Monday, 3 July 2017

Simple steps to take great High Street Photographs

Taking photographs of the High Street is one of my favourite subjects, simply because its fun and easy to capture the mood.

Here are a few points to keep in mind when taking the photographs:

  1. The right camera settings on both SLRs and Compact Cameras
  2. If allowed, use a tripod. Keep in mind that many places will not allow the use of tripods.
  3. Plan where to take the High Street photographs.
  4. Time - is it a day time shot, or a night shot. 
  5. Think about composition, how to include people in the photograph, leading lines, colour, close-ups etc.
  6. Exposure - if taking photographs at night, it's always best to over and under expose the shot by 0.3. (use this as a guide only, adjust according to your image) Every camera will have a '-+' symbol.
  7. Final finished image — before I take any photographs, I always think about how I want the final finished image to look. If it's going to be in colour, sepia, b/w or do I need to add noise/gain in the final image to create the mood and atmosphere.
Settings for Compact Cameras

Day-Time
Use 'Landscape' Mode (it will give you the maximum depth of field)

Night-Time
Use 'Sunset', 'Fireworks', 'Night' Modes (every camera is different, please check your camera manual to see which mode gives a slow shutter speed. Use these as a guidance only)

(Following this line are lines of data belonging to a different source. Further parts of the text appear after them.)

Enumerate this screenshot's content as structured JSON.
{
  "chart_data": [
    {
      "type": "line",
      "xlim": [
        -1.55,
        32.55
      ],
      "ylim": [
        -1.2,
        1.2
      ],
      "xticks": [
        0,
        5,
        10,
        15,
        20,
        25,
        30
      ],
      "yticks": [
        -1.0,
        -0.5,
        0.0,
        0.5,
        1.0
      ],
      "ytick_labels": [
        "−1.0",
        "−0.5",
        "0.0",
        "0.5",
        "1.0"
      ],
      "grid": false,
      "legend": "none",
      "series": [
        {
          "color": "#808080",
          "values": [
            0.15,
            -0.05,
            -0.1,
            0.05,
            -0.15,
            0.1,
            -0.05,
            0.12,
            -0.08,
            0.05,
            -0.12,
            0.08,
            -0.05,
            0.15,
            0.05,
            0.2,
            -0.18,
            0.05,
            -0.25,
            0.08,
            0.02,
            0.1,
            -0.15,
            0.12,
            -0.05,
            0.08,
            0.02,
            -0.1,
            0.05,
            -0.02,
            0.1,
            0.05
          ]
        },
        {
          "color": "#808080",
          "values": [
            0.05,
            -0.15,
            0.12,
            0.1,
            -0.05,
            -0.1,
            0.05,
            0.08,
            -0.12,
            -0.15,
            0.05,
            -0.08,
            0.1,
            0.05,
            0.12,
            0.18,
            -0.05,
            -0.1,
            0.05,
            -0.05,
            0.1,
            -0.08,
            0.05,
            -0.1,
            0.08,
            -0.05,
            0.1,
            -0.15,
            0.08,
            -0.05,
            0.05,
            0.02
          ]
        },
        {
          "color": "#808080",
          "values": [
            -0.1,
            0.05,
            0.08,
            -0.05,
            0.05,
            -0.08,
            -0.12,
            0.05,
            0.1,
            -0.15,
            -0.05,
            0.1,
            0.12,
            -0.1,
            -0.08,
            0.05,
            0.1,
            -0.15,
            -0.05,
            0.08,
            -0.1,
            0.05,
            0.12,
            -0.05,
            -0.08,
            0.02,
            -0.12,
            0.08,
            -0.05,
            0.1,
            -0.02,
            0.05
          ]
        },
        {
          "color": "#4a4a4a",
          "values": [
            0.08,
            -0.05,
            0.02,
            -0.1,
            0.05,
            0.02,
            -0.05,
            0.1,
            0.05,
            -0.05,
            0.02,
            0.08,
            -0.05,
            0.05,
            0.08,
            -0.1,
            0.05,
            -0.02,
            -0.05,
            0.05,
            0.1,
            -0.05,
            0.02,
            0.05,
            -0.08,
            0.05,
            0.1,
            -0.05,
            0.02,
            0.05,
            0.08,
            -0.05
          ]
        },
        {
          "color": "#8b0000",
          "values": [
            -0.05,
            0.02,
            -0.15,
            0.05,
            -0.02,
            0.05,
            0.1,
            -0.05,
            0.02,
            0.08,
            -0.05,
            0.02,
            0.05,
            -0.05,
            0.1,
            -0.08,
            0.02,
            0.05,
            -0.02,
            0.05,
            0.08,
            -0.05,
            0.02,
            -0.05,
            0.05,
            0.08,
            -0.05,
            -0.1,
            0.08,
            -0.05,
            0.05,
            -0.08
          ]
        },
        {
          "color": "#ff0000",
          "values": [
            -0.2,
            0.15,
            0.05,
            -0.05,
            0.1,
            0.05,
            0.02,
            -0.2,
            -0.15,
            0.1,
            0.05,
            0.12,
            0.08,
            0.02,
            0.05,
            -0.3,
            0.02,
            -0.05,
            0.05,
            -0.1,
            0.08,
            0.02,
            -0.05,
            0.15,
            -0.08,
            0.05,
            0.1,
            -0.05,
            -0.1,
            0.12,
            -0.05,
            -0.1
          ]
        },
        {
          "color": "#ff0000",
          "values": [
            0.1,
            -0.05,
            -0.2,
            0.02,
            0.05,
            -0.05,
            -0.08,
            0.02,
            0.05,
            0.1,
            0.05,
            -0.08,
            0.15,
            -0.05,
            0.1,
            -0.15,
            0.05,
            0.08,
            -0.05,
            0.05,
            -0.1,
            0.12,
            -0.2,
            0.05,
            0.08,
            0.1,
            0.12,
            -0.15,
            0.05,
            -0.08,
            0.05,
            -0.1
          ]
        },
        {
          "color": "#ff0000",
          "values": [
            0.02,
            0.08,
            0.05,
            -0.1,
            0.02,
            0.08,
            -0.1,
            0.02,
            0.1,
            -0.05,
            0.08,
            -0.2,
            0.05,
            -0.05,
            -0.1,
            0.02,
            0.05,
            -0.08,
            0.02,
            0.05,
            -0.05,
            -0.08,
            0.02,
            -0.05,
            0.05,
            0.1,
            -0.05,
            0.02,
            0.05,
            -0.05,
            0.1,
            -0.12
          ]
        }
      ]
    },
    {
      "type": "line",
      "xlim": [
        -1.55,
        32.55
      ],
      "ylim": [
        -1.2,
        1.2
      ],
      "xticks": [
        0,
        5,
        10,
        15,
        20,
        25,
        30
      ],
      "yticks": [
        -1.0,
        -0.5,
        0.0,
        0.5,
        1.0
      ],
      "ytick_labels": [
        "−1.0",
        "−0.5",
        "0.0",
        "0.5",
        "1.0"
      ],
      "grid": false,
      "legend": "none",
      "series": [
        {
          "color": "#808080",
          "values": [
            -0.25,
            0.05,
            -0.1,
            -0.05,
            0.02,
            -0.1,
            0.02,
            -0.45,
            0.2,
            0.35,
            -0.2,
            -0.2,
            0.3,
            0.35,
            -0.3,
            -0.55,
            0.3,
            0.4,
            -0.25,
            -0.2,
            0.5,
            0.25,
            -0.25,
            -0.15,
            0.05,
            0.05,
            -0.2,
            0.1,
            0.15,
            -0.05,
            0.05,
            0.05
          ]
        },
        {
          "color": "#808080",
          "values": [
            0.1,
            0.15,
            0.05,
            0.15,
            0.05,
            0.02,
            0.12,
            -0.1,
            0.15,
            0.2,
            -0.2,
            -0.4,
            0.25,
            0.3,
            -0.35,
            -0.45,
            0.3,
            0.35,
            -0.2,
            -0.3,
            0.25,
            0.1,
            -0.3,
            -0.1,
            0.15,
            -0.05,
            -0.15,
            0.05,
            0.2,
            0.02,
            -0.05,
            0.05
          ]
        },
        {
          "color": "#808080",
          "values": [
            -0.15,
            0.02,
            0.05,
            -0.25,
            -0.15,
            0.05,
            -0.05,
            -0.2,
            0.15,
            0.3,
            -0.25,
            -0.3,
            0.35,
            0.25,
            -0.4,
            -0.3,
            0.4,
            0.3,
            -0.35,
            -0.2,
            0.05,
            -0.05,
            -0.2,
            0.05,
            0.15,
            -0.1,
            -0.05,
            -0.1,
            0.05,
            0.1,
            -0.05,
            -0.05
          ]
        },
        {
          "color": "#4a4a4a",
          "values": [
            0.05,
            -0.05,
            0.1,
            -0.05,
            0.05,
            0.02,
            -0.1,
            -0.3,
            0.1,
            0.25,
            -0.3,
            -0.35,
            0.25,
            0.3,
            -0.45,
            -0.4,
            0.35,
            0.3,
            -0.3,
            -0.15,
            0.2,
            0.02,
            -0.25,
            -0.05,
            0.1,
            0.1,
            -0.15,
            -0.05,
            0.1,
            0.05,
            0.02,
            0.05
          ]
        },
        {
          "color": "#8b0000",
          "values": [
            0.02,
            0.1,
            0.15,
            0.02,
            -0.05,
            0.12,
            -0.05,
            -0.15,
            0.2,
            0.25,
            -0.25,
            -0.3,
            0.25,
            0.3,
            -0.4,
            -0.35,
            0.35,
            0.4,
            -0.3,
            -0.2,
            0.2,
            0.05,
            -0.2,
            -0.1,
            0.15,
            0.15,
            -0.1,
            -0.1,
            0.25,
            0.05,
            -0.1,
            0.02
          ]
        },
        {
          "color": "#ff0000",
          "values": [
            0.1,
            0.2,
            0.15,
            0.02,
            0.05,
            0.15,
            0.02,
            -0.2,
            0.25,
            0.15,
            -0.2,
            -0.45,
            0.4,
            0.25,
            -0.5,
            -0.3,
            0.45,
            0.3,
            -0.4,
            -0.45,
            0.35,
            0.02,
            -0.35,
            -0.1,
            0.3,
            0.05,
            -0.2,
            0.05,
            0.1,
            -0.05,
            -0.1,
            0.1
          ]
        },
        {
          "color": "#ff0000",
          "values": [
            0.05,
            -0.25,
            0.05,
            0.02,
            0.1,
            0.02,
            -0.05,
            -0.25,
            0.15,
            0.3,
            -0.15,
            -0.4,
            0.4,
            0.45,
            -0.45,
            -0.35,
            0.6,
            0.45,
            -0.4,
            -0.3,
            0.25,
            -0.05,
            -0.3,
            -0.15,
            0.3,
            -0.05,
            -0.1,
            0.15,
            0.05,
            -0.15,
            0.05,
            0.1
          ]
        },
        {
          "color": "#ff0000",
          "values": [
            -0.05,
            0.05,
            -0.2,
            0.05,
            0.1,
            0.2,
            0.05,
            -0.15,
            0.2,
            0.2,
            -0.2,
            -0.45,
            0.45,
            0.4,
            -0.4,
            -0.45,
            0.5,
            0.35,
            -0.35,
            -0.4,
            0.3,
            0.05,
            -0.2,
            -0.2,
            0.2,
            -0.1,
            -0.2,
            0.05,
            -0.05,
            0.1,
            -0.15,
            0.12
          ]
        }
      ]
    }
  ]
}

Set SLR cameras on either Aperture Mode or Shutter Mode.

Here are some photographs of High Street Photography

1. Photograph the High Street at light to capture movement and lights.



2. Photograph people on the High Street to capture mood and emotions, choose wide angle to shoot the whole high street.



3. Photograph interesting shop signs
This photograph was taken in Leicester

Shop sign


4. Photograph buildings
Building on the High Street


5. Photograph interesting structures on the High Street




6. Photograph events happening on the High Street.  Olympic torch relay - Basingstoke 2012 (below image was taken with a compact camera)


7. Move closer to your subject and focus on the detail, either on shop windows, signs or shadows


Hope this articles assists you in taking better and interesting photographs of the High Street. A High Street could be anywhere!